Claude Cohen-Tannoudji

Nobel Prize in Physics


Studying atoms and molecules is tricky to say the least. They’re invisible to the naked eye, and whizz around at breakneck speeds when at room temperature. For scientists to observe these particles in sufficient detail, they had to first find a way of slowing them down.

The solution came in the 1980s, when three scientists developed the techniques of laser cooling. Working on helium atoms, they discovered that shining a laser beam from different directions cooled the atoms to extremely low temperatures. The light “bumped” into the atoms, causing them to lose energy and decelerate to roughly two centimetres per second. At these super chilled temperatures — close to absolute zero, the point at which all movement theoretically stops — atoms could be “trapped” and studied in detail.

Physicist Claude Cohen-Tannoudji is one of the three scientists who conducted pioneering work on laser cooling. Together with Steven Chu and William Phillips, Professor Cohen-Tannoudji was awarded the Nobel Prize in Physics in 1997. Their work furthered the understanding of how light and matter interact. It also paved the way for ever-smaller electronic parts and extremely precise instruments, such as atomic clocks, to be made.

Professor Cohen-Tannoudji was born in Constantine, French Algeria. He attributes his passion for learning, debate and discussion, and sharing knowledge with others to his father, who he describes as a self-taught man with “great intellectual curiosity.” 

After completing his secondary education in Algiers, Professor Cohen-Tannoudji moved to Paris to attend the elite Ecole Normale Supérieure. Initially intending to major in mathematics, he switched to physics after attending a series of lectures by Alfred Kastler, who would later receive the 1966 Nobel Prize in Physics. “Kastler’s lectures were so stimulating, and his personality was so attractive, that I ended up changing to physics,” recalled Professor Cohen-Tannoudji.
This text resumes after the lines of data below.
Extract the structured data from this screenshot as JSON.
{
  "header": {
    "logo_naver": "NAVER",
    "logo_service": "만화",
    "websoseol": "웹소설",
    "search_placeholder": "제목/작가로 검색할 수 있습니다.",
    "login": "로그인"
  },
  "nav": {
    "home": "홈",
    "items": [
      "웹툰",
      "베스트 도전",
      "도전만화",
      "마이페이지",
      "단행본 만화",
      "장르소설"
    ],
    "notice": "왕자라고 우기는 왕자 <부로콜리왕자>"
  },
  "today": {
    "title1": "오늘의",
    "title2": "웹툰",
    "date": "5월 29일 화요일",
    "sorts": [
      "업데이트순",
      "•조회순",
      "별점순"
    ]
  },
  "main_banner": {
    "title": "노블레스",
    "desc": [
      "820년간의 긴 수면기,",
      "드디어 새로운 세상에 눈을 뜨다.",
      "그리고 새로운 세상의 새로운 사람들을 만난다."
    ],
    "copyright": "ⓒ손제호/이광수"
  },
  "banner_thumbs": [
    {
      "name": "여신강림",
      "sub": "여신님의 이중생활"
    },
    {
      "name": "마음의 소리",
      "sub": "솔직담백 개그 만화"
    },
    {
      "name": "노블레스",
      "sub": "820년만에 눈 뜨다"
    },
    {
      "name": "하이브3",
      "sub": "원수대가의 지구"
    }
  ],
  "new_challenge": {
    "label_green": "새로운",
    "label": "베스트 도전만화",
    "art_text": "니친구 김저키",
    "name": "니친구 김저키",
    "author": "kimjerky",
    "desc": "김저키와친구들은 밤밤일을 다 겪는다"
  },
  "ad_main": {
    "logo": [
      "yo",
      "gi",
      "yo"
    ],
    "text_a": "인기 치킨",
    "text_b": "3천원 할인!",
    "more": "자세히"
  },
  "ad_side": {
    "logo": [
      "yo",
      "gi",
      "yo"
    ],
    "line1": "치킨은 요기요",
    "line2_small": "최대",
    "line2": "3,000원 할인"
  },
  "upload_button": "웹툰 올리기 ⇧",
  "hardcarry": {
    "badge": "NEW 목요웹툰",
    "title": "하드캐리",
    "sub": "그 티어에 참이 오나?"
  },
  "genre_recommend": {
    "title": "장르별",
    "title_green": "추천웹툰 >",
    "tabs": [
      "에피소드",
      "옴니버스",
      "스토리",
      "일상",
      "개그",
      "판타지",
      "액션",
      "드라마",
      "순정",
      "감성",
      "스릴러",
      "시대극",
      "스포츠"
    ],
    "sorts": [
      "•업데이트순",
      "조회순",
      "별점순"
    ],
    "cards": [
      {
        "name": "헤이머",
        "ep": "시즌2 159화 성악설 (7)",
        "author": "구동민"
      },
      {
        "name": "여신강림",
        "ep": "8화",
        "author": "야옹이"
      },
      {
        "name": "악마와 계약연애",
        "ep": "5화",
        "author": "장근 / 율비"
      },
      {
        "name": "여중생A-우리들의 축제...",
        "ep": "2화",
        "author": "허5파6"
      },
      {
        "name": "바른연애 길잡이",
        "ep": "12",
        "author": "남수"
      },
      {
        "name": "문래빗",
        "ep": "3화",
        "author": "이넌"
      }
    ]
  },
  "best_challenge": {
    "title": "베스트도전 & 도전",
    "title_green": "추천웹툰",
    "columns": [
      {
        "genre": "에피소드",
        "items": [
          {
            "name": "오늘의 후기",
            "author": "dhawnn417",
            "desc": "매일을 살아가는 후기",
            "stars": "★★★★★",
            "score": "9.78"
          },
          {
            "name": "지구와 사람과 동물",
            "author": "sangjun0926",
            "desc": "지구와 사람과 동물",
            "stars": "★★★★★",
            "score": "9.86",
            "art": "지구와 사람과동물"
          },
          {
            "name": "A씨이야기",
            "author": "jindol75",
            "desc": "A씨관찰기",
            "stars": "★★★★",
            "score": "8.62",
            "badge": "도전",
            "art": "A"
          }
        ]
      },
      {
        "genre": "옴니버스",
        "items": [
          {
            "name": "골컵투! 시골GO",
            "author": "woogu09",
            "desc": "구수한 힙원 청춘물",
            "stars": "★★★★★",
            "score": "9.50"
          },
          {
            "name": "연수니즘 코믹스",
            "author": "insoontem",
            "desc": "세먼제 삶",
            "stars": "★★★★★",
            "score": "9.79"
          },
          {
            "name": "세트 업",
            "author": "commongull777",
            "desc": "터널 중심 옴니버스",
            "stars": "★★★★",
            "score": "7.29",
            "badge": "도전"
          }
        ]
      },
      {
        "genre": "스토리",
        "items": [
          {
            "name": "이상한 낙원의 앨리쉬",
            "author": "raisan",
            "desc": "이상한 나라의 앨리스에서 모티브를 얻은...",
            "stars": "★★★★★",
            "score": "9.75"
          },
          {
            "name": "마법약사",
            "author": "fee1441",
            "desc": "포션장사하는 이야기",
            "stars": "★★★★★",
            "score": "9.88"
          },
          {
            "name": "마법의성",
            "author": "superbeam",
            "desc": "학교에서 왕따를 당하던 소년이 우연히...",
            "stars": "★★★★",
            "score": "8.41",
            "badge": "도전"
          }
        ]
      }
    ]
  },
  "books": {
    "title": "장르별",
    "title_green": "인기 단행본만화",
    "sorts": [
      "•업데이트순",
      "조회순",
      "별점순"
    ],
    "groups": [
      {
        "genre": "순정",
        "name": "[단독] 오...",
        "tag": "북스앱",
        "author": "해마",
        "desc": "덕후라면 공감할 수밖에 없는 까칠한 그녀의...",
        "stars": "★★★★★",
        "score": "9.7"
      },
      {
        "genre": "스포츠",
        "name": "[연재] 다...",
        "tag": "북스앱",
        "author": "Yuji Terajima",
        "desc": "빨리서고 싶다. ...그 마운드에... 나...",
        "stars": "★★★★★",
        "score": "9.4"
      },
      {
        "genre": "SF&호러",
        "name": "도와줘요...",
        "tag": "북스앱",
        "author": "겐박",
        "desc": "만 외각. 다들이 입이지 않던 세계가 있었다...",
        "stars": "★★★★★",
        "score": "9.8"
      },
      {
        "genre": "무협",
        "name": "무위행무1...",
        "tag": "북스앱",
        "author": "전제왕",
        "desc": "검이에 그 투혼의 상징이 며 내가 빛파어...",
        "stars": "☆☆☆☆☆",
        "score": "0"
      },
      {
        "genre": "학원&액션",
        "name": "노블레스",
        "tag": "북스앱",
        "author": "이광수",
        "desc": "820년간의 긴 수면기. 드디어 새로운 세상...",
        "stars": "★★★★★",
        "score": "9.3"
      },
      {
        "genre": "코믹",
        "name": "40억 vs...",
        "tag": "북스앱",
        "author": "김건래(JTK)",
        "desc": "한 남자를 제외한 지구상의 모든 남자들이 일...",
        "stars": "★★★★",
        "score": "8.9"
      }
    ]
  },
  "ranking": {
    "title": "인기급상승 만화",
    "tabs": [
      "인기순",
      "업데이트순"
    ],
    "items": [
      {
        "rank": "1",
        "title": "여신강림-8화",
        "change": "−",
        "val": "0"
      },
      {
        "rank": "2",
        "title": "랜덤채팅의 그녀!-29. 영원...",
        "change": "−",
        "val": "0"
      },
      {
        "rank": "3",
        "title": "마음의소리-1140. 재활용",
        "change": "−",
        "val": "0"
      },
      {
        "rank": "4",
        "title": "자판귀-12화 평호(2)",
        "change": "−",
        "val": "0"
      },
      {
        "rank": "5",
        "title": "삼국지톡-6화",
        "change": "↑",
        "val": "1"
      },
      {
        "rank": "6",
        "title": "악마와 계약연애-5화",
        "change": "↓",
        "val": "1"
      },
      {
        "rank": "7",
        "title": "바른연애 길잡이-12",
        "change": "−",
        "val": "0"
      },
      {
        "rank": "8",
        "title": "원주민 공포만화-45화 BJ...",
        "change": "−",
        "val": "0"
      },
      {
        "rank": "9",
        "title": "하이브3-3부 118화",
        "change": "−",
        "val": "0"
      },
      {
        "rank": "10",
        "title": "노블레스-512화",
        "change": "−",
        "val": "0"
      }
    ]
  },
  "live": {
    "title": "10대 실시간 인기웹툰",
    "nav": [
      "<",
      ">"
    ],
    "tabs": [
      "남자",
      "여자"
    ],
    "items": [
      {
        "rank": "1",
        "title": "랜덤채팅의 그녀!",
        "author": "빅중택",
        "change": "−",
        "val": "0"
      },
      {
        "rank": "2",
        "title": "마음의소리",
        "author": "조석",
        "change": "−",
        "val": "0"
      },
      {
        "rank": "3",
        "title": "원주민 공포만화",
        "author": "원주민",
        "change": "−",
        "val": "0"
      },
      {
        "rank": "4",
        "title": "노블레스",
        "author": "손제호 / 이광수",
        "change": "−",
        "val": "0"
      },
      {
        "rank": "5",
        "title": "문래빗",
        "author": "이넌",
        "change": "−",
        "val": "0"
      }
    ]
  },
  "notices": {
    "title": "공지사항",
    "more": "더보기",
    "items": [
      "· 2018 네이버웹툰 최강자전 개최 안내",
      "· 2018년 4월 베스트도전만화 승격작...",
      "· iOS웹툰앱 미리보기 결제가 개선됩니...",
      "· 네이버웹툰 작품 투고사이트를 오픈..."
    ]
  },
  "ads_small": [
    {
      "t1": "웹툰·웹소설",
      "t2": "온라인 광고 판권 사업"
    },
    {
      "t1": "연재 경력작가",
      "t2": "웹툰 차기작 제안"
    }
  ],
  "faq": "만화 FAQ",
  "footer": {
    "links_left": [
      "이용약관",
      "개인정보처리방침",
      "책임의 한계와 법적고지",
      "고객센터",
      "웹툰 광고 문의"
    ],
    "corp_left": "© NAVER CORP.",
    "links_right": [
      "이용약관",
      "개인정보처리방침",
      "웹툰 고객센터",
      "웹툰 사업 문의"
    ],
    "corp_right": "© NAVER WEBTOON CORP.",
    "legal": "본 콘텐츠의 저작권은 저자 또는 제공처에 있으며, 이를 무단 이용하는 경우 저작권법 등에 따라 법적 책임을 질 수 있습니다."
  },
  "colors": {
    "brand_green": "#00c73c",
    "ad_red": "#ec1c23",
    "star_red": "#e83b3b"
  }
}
He joined Professor Kastler’s lab to do his PhD, after spending 28 months in mandatory military service.

In addition to the Nobel Prize, Professor Cohen-Tannoudji has received numerous awards, including the Thomas Young Medal, Prize of the Institute of Physics, the Lilienfeld Prize of the American Physical Society, the Charles Townes Award of the Optical Society of America, and the Gold Medal of the Centre National de la Recherche Scientifique. He was appointed Professor at the Collège de France in 1973. A member of the French Academy of Sciences, Professor Cohen-Tannoudji has authored over 200 publications in the fields of quantum mechanics, quantum optics, and laser cooling. He is a co-author of the two-volume textbook Quantum Mechanics, which is considered essential reading by physics undergraduate students worldwide.